The imperfections have not made me think less of the makers or the furniture. In fact it has had an endearing effect; I can relate to it from my own efforts making furniture.
Here are a few examples from a table in the collection at Hancock Shaker Village that I measured a few years back.
The photos below are of the same table but none of these are really mistakes but rather how most vintage furniture of this era was made.
Please don’t take this post as me bashing this table or whoever it’s maker was. My hat is off to him, he had problems and worked around them. Overall this is a very nice, well made table. The leg turnings were excellent as was the rule joint on the drop leaf.
The major point I am trying to make here is don’t sweat the small stuff or mistakes you make too much. The pieces we are often trying to replicate were never perfect to begin with. Even though this table had some birthing problems it is nearly 190 years old, structurally sound and as serviceable today as when it was made. Imperfections included, it was more than good enough to survive.
You can view this table at HSV’s online collection here.
I like the fact that people such as yourself go to the bother of examining and posting these sort of construction details on older pieces for others to view. Reality being what it is mistakes get made. I have had to deal with a lot of ‘perfectly cut and finished’ mass produced modern furniture which inevitably fails due to poor construction detailing or simply weak joints which rely heavily on modern superior adhesives , right up to the point at which they fail. Most of it will be lucky to get twenty years, nowhere near the two hundred of the above piece. In this sort of context there doesn’t seem to have been much detriment to the longevity of the Shaker table. I have often thought the ability to overcome your own mistakes when making something sometimes has more merit then the actual end product.
Well said, Will. I think most 21st-century woodworkers are overly obsessed with the notion of perfection. Approach hand tool woodworking with a machine shop mentality and you set yourself up to fail. Where’s the fun in that?
Will, I’m glad you’re examining the shaker pieces so closely and reporting on your findings. I think the myth of perfection in antique handwork is the most difficult to combat, and leads to more frustration on the part of modern woodworkers (or ironworkers) than almost any other aspect of learning. While you highlighted some mistakes, you also showed non-mistakes that illustrate more casual standards of work, like looser dovetails, irregular planning, etc. These are often categorized as mistakes when in fact they are just everyday workmanship of the times. Thanks for pointing out these details and making the workmen of that time more human. Hopefully, it will also give new woodworkers more to look for when examining old pieces.

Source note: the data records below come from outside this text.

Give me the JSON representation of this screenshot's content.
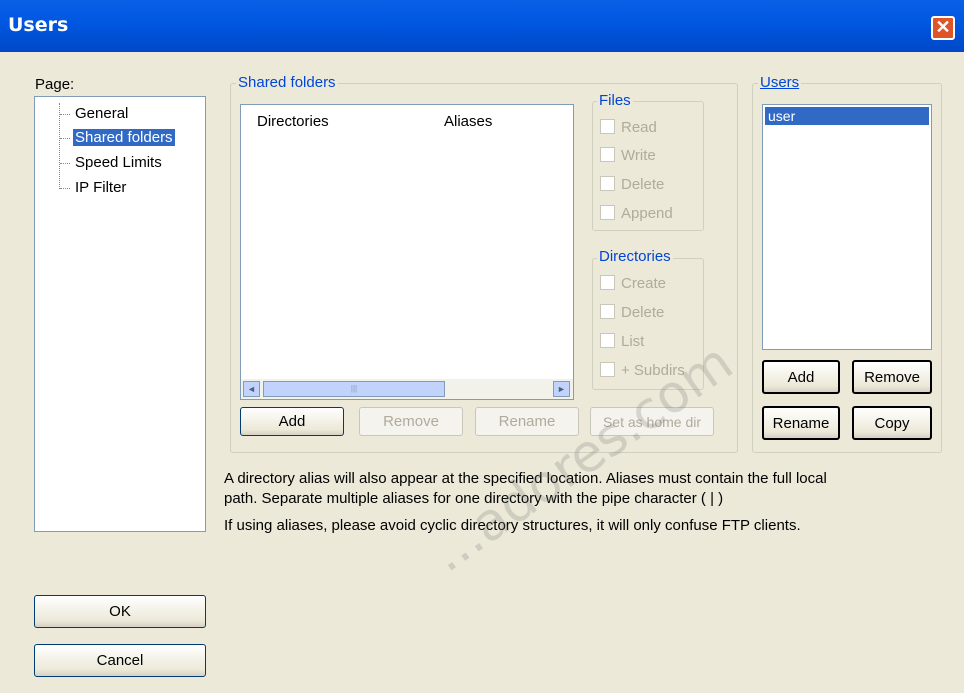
{
  "window": {
    "title": "Users",
    "close_label": "✕"
  },
  "page_label": "Page:",
  "tree": {
    "items": [
      "General",
      "Shared folders",
      "Speed Limits",
      "IP Filter"
    ],
    "selected_index": 1
  },
  "shared_folders": {
    "group_title": "Shared folders",
    "columns": [
      "Directories",
      "Aliases"
    ],
    "rows": [],
    "scroll_left": "◄",
    "scroll_right": "►",
    "scroll_grip": "|||"
  },
  "files": {
    "title": "Files",
    "options": [
      "Read",
      "Write",
      "Delete",
      "Append"
    ]
  },
  "directories": {
    "title": "Directories",
    "options": [
      "Create",
      "Delete",
      "List",
      "+ Subdirs"
    ]
  },
  "folder_buttons": {
    "add": "Add",
    "remove": "Remove",
    "rename": "Rename",
    "set_home": "Set as home dir"
  },
  "users": {
    "title": "Users",
    "list": [
      "user"
    ],
    "selected_index": 0,
    "add": "Add",
    "remove": "Remove",
    "rename": "Rename",
    "copy": "Copy"
  },
  "info": {
    "line1": "A directory alias will also appear at the specified location. Aliases must contain the full local",
    "line2": "path. Separate multiple aliases for one directory with the pipe character ( | )",
    "line3": "If using aliases, please avoid cyclic directory structures, it will only confuse FTP clients."
  },
  "dialog_buttons": {
    "ok": "OK",
    "cancel": "Cancel"
  },
  "watermark": "...adores.com"
}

A great craftsman knows how to correct for his mistakes. It’s overdue that such close examination is being done by woodworkers since curators and academics remain indifferent to such details. Too many myths have arisen concerning the broad range of all items that fall under the Shaker label. Modern woodworkers need to see beyond the standards of industrial production in order to understand true handicraft. Great paint job, too, helping to challenge the Shake myth about using only the figure of wood as decoration.